Over the last several decades, auto manufacturers have recalled millions of vehicles for defects. One of the most widely known auto recalls in American history involved the Ford Pinto (specifically models developed between 1971 and 1976). This blog will run you through the history of the Ford Pinto recall and how to ensure your vehicle is safe for use.
The Ford Pinto recall is not one of the largest in American history, but it is one of the scariest. Ford’s Pinto was designed in a way that positioned the fuel tank behind the rear axle and directly in front of the rear bumper. In addition, the fuel tank was positioned next to various bolts from nearby brackets.

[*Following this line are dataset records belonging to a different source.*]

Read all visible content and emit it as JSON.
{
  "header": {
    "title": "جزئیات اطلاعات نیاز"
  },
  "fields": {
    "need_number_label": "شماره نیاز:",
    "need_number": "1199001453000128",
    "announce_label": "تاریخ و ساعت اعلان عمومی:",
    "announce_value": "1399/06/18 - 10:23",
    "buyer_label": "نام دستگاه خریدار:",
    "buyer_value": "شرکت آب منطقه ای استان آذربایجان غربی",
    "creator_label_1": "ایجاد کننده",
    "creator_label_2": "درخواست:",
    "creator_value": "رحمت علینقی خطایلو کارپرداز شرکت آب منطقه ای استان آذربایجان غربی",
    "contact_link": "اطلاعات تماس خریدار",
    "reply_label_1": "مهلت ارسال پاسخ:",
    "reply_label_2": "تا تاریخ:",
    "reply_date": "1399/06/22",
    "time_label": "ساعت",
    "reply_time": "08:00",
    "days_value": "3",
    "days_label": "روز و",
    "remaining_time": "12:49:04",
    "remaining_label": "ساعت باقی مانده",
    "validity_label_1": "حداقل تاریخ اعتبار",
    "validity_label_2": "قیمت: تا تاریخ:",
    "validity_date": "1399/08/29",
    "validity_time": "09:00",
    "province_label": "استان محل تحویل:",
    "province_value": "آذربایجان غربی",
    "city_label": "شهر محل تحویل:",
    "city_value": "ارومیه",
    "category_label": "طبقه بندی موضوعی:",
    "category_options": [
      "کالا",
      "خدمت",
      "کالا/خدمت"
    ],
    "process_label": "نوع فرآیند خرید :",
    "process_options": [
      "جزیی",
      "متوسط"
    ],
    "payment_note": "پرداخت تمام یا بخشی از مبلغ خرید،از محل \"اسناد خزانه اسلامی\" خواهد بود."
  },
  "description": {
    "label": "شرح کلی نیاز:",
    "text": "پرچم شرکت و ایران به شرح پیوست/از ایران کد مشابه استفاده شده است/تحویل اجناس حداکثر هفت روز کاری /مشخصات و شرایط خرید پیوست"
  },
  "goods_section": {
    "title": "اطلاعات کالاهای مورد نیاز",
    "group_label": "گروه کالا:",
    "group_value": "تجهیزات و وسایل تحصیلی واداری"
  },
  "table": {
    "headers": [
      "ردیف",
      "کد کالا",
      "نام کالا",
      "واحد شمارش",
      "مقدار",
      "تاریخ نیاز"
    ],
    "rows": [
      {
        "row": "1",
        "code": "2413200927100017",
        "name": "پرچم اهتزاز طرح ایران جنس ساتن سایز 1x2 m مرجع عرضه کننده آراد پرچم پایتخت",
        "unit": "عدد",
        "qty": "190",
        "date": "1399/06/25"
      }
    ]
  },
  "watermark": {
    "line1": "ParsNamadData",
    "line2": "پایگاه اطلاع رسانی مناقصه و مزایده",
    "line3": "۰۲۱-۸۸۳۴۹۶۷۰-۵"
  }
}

When Ford Pintos were involved in car accidents, the fuel tank could rupture or be punctured, causing fuel leaks that led to explosions and fires.

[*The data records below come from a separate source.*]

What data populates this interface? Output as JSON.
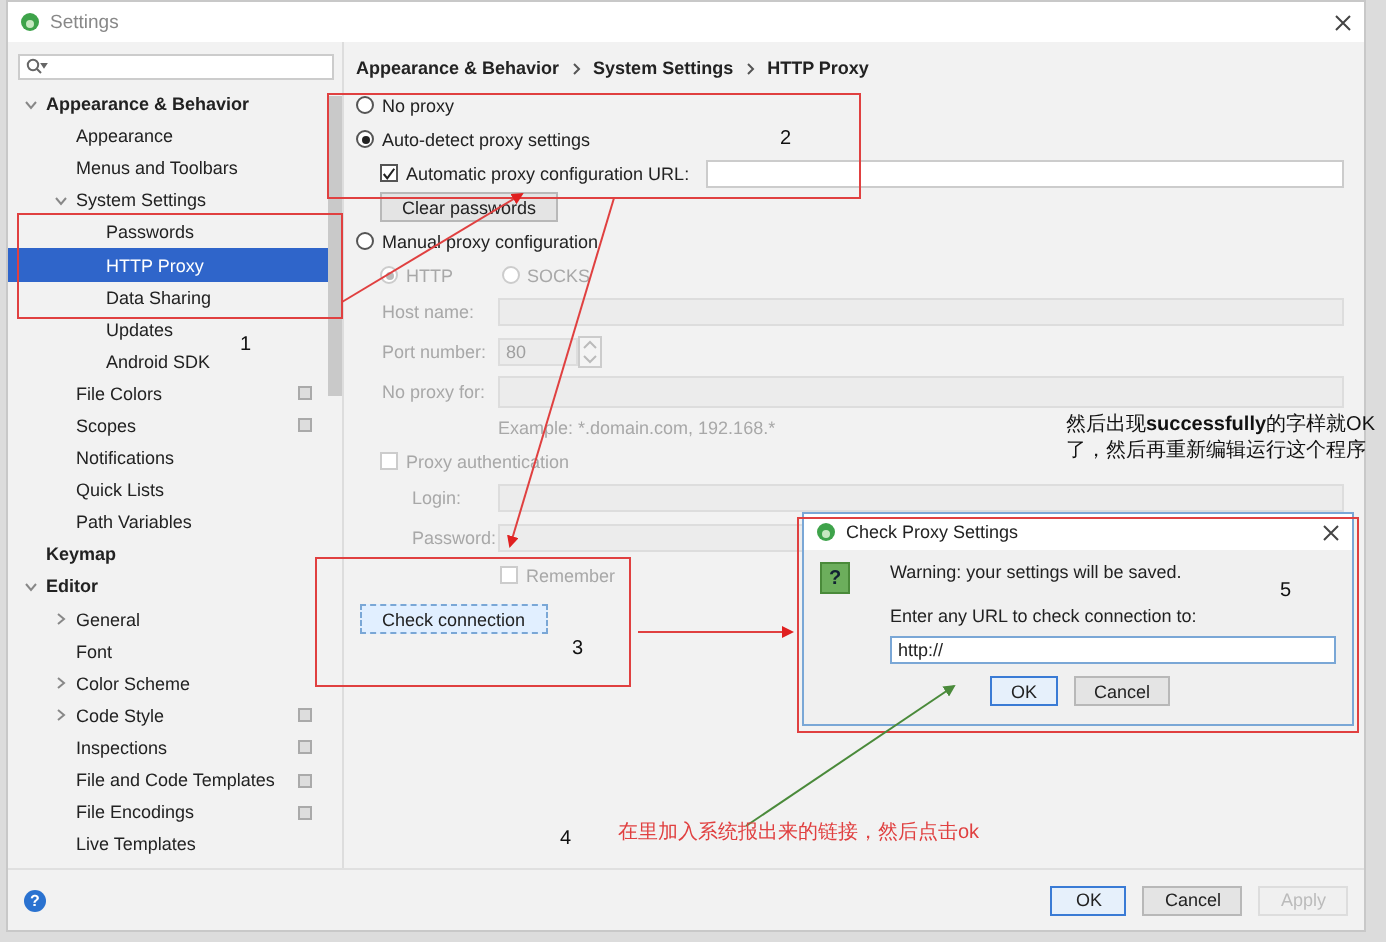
{
  "window": {
    "title": "Settings"
  },
  "sidebar": {
    "tree": [
      {
        "label": "Appearance & Behavior",
        "expanded": true,
        "children": [
          {
            "label": "Appearance",
            "selected": false,
            "project_scoped": false
          },
          {
            "label": "Menus and Toolbars",
            "selected": false,
            "project_scoped": false
          },
          {
            "label": "System Settings",
            "expanded": true,
            "children": [
              {
                "label": "Passwords",
                "selected": false,
                "project_scoped": false
              },
              {
                "label": "HTTP Proxy",
                "selected": true,
                "project_scoped": false
              },
              {
                "label": "Data Sharing",
                "selected": false,
                "project_scoped": false
              },
              {
                "label": "Updates",
                "selected": false,
                "project_scoped": false
              },
              {
                "label": "Android SDK",
                "selected": false,
                "project_scoped": false
              }
            ]
          },
          {
            "label": "File Colors",
            "selected": false,
            "project_scoped": true
          },
          {
            "label": "Scopes",
            "selected": false,
            "project_scoped": true
          },
          {
            "label": "Notifications",
            "selected": false,
            "project_scoped": false
          },
          {
            "label": "Quick Lists",
            "selected": false,
            "project_scoped": false
          },
          {
            "label": "Path Variables",
            "selected": false,
            "project_scoped": false
          }
        ]
      },
      {
        "label": "Keymap",
        "selected": false,
        "project_scoped": false
      },
      {
        "label": "Editor",
        "expanded": true,
        "children": [
          {
            "label": "General",
            "expanded": false,
            "selected": false,
            "project_scoped": false
          },
          {
            "label": "Font",
            "selected": false,
            "project_scoped": false
          },
          {
            "label": "Color Scheme",
            "expanded": false,
            "selected": false,
            "project_scoped": false
          },
          {
            "label": "Code Style",
            "expanded": false,
            "selected": false,
            "project_scoped": true
          },
          {
            "label": "Inspections",
            "selected": false,
            "project_scoped": true
          },
          {
            "label": "File and Code Templates",
            "selected": false,
            "project_scoped": true
          },
          {
            "label": "File Encodings",
            "selected": false,
            "project_scoped": true
          },
          {
            "label": "Live Templates",
            "selected": false,
            "project_scoped": false
          }
        ]
      }
    ]
  },
  "breadcrumb": [
    "Appearance & Behavior",
    "System Settings",
    "HTTP Proxy"
  ],
  "proxy_modes": [
    {
      "label": "No proxy",
      "selected": false
    },
    {
      "label": "Auto-detect proxy settings",
      "selected": true
    },
    {
      "label": "Manual proxy configuration",
      "selected": false
    }
  ],
  "auto_config": {
    "label": "Automatic proxy configuration URL:",
    "checked": true
  },
  "clear_passwords_button": "Clear passwords",
  "manual": {
    "disabled": true,
    "types": [
      {
        "label": "HTTP",
        "selected": true
      },
      {
        "label": "SOCKS",
        "selected": false
      }
    ],
    "host_label": "Host name:",
    "port_label": "Port number:",
    "port_value": "80",
    "no_proxy_label": "No proxy for:",
    "example": "Example: *.domain.com, 192.168.*",
    "auth": {
      "label": "Proxy authentication",
      "checked": false
    },
    "login_label": "Login:",
    "password_label": "Password:",
    "remember": {
      "label": "Remember",
      "checked": false
    }
  },
  "check_connection_button": "Check connection",
  "footer": {
    "help": "?",
    "buttons": [
      {
        "label": "OK",
        "kind": "default",
        "disabled": false
      },
      {
        "label": "Cancel",
        "kind": "normal",
        "disabled": false
      },
      {
        "label": "Apply",
        "kind": "normal",
        "disabled": true
      }
    ]
  },
  "dialog": {
    "title": "Check Proxy Settings",
    "icon": "?",
    "warning": "Warning: your settings will be saved.",
    "prompt": "Enter any URL to check connection to:",
    "url": "http://",
    "buttons": [
      {
        "label": "OK",
        "kind": "default"
      },
      {
        "label": "Cancel",
        "kind": "normal"
      }
    ]
  },
  "annotations": [
    {
      "kind": "number",
      "text": "1"
    },
    {
      "kind": "number",
      "text": "2"
    },
    {
      "kind": "number",
      "text": "3"
    },
    {
      "kind": "number",
      "text": "4"
    },
    {
      "kind": "number",
      "text": "5"
    },
    {
      "kind": "note",
      "text": "然后出现**successfully**的字样就OK了，然后再重新编辑运行这个程序"
    },
    {
      "kind": "red_note",
      "text": "在里加入系统报出来的链接，然后点击ok"
    }
  ]
}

Ford knew about these dangers before releasing the Pinto and had devised plans to correct the defective design by repositioning the fuel tank or installing shielding. However, it would have cost Ford an estimated $113 million to delay the release of the Pinto. Projected personal injury and wrongful death claims were estimated by Ford to be almost $49 million. For those of you who have seen the movie Fight Club, the narrator references a very similar method of reasoning about car companies not initiating a recall if estimated settlements are less than the cost of a recall. Although Fight Club is a fictional movie, auto companies have been guilty of this reasoning.

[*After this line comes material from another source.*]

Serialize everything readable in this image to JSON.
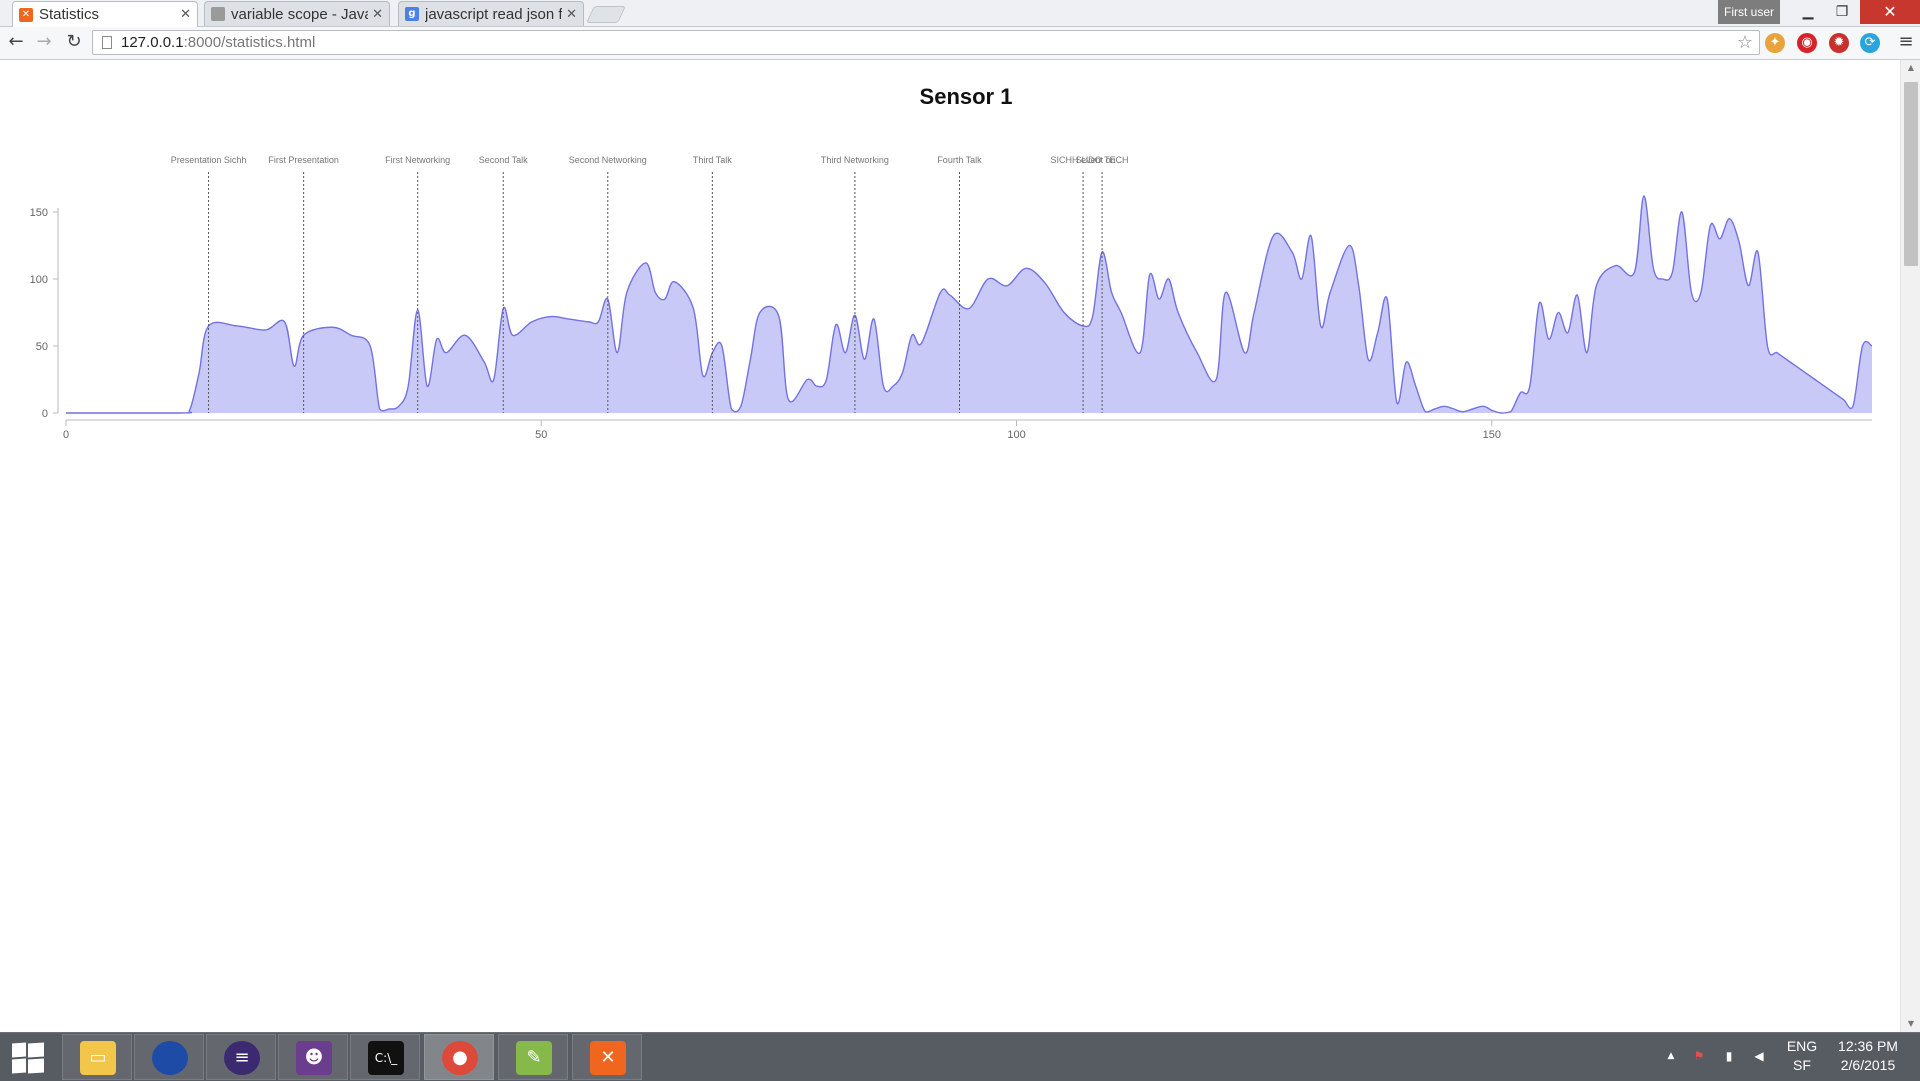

Ford’s decision not to fix the Pinto before its release led to 27 deaths (this is Ford’s confirmed count—critics estimate the number is much higher). People who survived fires caused by the Pinto’s faulty design suffered serious burn injuries. In 1977, a California jury awarded 13-year-old Richard Grimshaw $125 million in damages after he suffered disfiguring burns while riding as a passenger in a Ford Pinto (the judge reduced this to $3.5 million). The 1972 Ford Pinto Grimshaw was riding in burst into flames during a minor collision.
Testimony given by Ford engineers admitted that 95 percent of the deaths could have been avoided if the Pinto’s design had been fixed before being released.
Why You Should Stay Informed On Auto Recalls
The case of Ford’s Pinto is an example of how companies can place a greater importance on profits than the lives of other people. In present day America, companies are required by law to inform the National Highway Traffic Safety Administration (NHTSA) of defects. In addition, companies must inform consumers of recalls.
You can also stay informed on auto recalls by visiting www.safercar.gov, a website operated by NHTSA. Simply type your vehicle identification number (also known as a VIN number) into the website’s search engine for information on recalls.